Efficacy and Safety of Intra-articular Sacroiliac Glucocorticoid Injections in Ankylosing Spondylitis.

J Clin Rheumatol 2020 Dec 8. Epub 2020 Dec 8.

Department of Radiology, Hanyang University Hospital for Rheumatic Diseases, Seoul, Republic of Korea.

Background/aims: To assess the efficacy and safety of intra-articular sacroiliac glucocorticoid injection in ankylosing spondylitis (AS).

Methods: Patients with AS undergoing fluoroscopy-guided intra-articular sacroiliac glucocorticoid injection were enrolled between 2012 and 2018. Efficacy was assessed by numeric pain rating scale, acute phase reactants, Bath Ankylosing Spondylitis Disease Activity Index (BASDAI), Bath Ankylosing Spondylitis Functional Index, and Ankylosing Spondylitis Disease Activity Score (ASDAS). Patients who started biologics within 3 months despite the intervention were compared with those not starting biologics, hence: the nonbiologic group.
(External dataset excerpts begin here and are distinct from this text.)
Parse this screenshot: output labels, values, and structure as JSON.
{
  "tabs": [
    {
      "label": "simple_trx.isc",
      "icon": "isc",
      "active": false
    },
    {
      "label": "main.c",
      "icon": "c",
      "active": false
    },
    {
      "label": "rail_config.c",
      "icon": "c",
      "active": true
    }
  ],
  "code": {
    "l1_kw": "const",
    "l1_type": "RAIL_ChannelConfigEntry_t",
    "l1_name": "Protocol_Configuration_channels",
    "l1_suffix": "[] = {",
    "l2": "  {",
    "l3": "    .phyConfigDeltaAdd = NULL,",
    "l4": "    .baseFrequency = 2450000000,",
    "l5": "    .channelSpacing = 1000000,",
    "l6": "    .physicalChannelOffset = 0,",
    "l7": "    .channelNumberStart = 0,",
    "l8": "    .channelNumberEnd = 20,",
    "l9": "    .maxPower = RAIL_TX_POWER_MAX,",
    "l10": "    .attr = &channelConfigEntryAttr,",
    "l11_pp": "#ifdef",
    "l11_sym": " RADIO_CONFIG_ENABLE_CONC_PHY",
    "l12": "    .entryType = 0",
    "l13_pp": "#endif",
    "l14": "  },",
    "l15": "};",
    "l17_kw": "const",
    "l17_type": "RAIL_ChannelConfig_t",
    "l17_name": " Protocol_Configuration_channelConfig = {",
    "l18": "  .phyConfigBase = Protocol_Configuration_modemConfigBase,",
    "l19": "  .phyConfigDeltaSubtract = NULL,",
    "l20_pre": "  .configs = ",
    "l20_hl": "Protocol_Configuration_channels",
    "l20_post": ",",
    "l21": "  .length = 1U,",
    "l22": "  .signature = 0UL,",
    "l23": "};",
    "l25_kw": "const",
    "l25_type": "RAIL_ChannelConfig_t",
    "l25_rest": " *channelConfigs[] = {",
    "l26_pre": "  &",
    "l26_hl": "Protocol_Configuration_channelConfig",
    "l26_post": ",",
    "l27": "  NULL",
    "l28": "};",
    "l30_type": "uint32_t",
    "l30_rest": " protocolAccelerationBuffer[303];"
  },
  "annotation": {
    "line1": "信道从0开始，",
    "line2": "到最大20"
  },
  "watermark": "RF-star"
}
Results: A total of 96 patients were treated, with a total of 107 injections. After intervention, there were significant decreases in numeric pain rating scale (7.8 ± 1.8 vs. 3.3 ± 2.2, p < 0.001) and acute phase reactants level (erythrocyte sedimentation rate [ESR] 23.0 mm/h [10.0-47.0 mm/h] vs. 13.0 mm/h [4.0-27.0 mm/h], p < 0.001; C-reactive protein [CRP] 1.0 mg/dL [0.2-2.7 mg/dL] vs. 0.2 mg/dL [0.2-0.9 mg/dL], p < 0.001). Disease activity scores also decreased for BASDAI (6.2 ± 1.8 vs. 4.5 ± 2.5, p = 0.001), Bath Ankylosing Spondylitis Functional Index (5.5 [4.1-7.0] vs. 1.8 [0.5-4.1], p = 0.001), ASDAS-CRP (2.9 ± 1.0 vs. 2.3 ± 1.3, p = 0.046), and ASDAS-ESR (3.7 ± 1.1 vs. 2.4 ± 1.3, p < 0.001). However, 12 patients (12.5%) started biologics within 3 months. These patients showed higher ESR (91.0 mm/h [IQR 21.0-113.0 mm/h] vs. 21.5 mm/h [IQR 9.5-43.0 mm/h], p = 0.010), CRP (8.0 mg/dL [IQR 1.11-17.1 mg/dL] vs. 0.8 mg/dL [IQR 0.2-1.8 mg/dL], p = 0.002), BASDAI (7.4 ± 1.2 vs. 5.9 ± 1.8, p = 0.027), and ASDAS-CRP (4.0 ± 0.5 vs. 2.8 ± 1.0, p = 0.004) than the nonbiologic group. There was no serious adverse event.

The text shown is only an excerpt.